O senador Heráclito Fortes (PFL-PI), que integra a CPI dos Correios, acha que a investigação sobre a escolha do consórcio pode levar ao ex-tesoureiro do PT Delúbio Soares. "A aprovação dessa operação foi muito rápida", disse o senador. "A empresa Alusa é conhecida no Nordeste como a empresa de Delúbio", afirmou Fortes.

A PF descobriu que Moura esteve em São Paulo dois dias antes da prisão de Adalberto. Os federais apuram se o irmão de Genoino tinha conhecimento da operação. "Tudo indica que Adalberto era um emissário de Kennedy Moura", anotou o delegado Luna. "O Adalberto encontrou-se em São Paulo com José de Freitas." O petista hospedou-se no Quality Hotel.

Quando Adalberto foi capturado, o primeiro para quem ligou foi Moura. Os dois são amigos e militam no PT há 20 anos. Moura ligou para o consórcio, que providenciou um advogado para acompanhar o caso na PF. Ontem, a Alusa divulgou nota por meio da qual "nega e repudia, com indignação" a insinuação de que a empresa teria vínculo com Delúbio.

"Não é verdade que a empresa ou qualquer coligada tenha sido beneficiada ou favorecida pelo governo", diz. "Haja vista que o empreendimento foi colocado em disputa em setembro de 2003, na Bolsa de Valores de São Paulo, com a participação de inúmeros concorrentes. A licitação foi vencida pelo consórcio integrado pela Alusa, que ofereceu preço 39% abaixo do piso da Agência Nacional de Energia Elétrica."

'INVERDADES'

O Ministério Público Federal (MPF), no Ceará, também investiga a origem do dinheiro encontrado com Adalberto.

O procurador Márcio Torres disse ontem que o depoimento dele está repleto de "inverdades". O MPF apurou que, no dia 7 de julho, o petista chegou por volta das 11h17 em edifício comercial na Avenida Brigadeiro Faria Lima, 3.729, São Paulo, e se dirigiu ao 5.º andar, onde funciona a Regus Business Center, especializada em aluguel de escritórios virtuais.

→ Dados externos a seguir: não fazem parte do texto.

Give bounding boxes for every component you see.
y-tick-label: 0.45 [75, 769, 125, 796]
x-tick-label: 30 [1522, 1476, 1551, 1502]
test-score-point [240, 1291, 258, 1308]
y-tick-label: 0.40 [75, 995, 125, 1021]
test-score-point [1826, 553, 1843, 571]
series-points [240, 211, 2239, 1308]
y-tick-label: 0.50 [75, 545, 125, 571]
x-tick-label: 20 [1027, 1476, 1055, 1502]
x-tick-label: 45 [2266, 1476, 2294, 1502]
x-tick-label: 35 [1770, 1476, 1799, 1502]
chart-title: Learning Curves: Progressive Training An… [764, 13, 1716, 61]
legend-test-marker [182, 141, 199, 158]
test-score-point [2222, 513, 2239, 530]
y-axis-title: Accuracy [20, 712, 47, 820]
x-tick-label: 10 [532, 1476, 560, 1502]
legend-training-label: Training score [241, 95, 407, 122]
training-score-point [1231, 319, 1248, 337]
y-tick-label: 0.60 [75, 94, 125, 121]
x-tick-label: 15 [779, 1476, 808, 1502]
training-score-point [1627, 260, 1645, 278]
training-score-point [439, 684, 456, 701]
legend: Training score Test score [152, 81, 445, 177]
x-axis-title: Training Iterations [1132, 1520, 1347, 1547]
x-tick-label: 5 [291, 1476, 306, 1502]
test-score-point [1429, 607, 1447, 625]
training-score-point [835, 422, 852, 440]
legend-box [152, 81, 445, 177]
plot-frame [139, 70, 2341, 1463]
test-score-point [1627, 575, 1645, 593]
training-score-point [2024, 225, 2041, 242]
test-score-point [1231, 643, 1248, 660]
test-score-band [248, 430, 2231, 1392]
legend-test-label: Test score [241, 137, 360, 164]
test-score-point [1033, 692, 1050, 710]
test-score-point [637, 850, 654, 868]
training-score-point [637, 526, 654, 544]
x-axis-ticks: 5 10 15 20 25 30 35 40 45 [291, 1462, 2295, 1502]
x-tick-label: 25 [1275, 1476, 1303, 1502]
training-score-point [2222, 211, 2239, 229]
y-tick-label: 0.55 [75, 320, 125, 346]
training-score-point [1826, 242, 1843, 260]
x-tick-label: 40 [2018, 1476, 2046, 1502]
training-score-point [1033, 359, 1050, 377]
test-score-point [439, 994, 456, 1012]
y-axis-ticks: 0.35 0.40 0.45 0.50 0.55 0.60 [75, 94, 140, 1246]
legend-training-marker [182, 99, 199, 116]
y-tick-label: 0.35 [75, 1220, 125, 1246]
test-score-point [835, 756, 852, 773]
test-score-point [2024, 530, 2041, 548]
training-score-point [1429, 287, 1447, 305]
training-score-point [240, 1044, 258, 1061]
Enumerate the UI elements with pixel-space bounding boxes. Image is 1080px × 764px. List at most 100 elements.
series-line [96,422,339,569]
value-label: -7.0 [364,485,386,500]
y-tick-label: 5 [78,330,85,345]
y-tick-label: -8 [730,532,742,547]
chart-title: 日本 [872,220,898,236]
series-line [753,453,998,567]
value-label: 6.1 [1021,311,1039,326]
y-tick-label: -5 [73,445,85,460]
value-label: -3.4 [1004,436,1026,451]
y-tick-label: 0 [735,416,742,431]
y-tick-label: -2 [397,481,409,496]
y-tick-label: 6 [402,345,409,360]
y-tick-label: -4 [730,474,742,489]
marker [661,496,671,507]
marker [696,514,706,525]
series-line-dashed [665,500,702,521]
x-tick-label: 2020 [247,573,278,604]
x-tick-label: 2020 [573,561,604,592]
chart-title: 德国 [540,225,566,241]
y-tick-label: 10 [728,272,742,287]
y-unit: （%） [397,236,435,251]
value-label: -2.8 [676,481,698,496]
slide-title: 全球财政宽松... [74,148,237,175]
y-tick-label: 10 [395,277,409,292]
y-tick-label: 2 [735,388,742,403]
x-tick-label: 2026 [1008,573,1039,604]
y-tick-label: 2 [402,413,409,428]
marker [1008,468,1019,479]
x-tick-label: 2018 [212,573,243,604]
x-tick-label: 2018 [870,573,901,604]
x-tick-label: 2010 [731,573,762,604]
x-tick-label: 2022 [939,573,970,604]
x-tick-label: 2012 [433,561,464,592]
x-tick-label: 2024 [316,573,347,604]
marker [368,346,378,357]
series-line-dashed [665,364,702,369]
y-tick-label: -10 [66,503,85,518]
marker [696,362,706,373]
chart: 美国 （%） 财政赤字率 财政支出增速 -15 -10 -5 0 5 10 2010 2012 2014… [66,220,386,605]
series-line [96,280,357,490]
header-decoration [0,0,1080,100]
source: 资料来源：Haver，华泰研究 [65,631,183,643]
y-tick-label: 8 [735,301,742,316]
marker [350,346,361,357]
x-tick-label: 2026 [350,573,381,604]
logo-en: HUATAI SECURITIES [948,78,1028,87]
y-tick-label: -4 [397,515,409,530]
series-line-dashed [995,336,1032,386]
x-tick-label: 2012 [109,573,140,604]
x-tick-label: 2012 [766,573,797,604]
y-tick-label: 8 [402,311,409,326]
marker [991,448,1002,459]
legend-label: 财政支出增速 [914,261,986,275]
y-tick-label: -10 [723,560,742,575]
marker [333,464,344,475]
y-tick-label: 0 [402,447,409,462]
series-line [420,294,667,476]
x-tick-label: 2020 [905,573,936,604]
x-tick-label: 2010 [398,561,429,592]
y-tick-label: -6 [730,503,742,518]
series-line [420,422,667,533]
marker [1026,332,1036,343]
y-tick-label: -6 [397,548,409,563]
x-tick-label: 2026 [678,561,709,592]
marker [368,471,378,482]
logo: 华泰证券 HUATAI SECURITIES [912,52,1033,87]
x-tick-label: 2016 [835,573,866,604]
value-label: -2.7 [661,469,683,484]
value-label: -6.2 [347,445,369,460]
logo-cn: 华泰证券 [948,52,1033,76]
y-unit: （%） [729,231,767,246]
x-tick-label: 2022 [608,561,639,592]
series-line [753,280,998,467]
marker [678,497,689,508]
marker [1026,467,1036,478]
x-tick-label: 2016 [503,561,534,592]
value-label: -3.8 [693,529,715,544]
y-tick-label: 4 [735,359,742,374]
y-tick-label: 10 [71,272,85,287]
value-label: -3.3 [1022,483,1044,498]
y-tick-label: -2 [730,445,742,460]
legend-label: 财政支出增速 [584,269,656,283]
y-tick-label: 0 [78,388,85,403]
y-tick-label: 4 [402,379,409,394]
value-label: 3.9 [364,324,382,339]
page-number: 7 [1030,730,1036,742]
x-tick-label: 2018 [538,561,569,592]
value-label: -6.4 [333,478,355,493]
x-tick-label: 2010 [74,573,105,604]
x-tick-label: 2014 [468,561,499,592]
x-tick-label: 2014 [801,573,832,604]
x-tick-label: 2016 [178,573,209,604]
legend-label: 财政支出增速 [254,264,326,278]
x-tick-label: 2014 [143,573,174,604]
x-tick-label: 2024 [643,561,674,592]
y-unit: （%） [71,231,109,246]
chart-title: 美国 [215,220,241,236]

"Muito provavelmente foi lá que ele recebeu o dinheiro", diz Torres.

O MPF está com a relação das pessoas que entraram neste edifício para saber se alguma delas teria relação com o dinheiro apreendido com Adalberto. De acordo com Torres, o ex-petista saiu da Regus às 11h27 e foi ao hotel onde ficou hospedado, bem próximo ao edifício, onde fez o check-in às 11h45.

O MPF também está investigando o contrato de empréstimo com o Banco do Nordeste com o Sistema de Transmissão Nordeste (STN).

"No documento apreendido com ele (Adalberto) havia referências ao senhor José de Freitas, diretor da Cavan, e o número do telefone dessa empresa também estava lá anotado", diz Márcio Torres.

O procurador enviou ofício ao Banco do Nordeste (BNB) solicitando mais informações sobre o empréstimo feito à STN.

No depoimento prestado por Adalberto na última terça-feira ao MPF, ele confirma que esteve com o empresário José de Freitas. "Disse que foi fazer uma visita e conversaram amenidades, nada a ver com o dinheiro", informou Torres.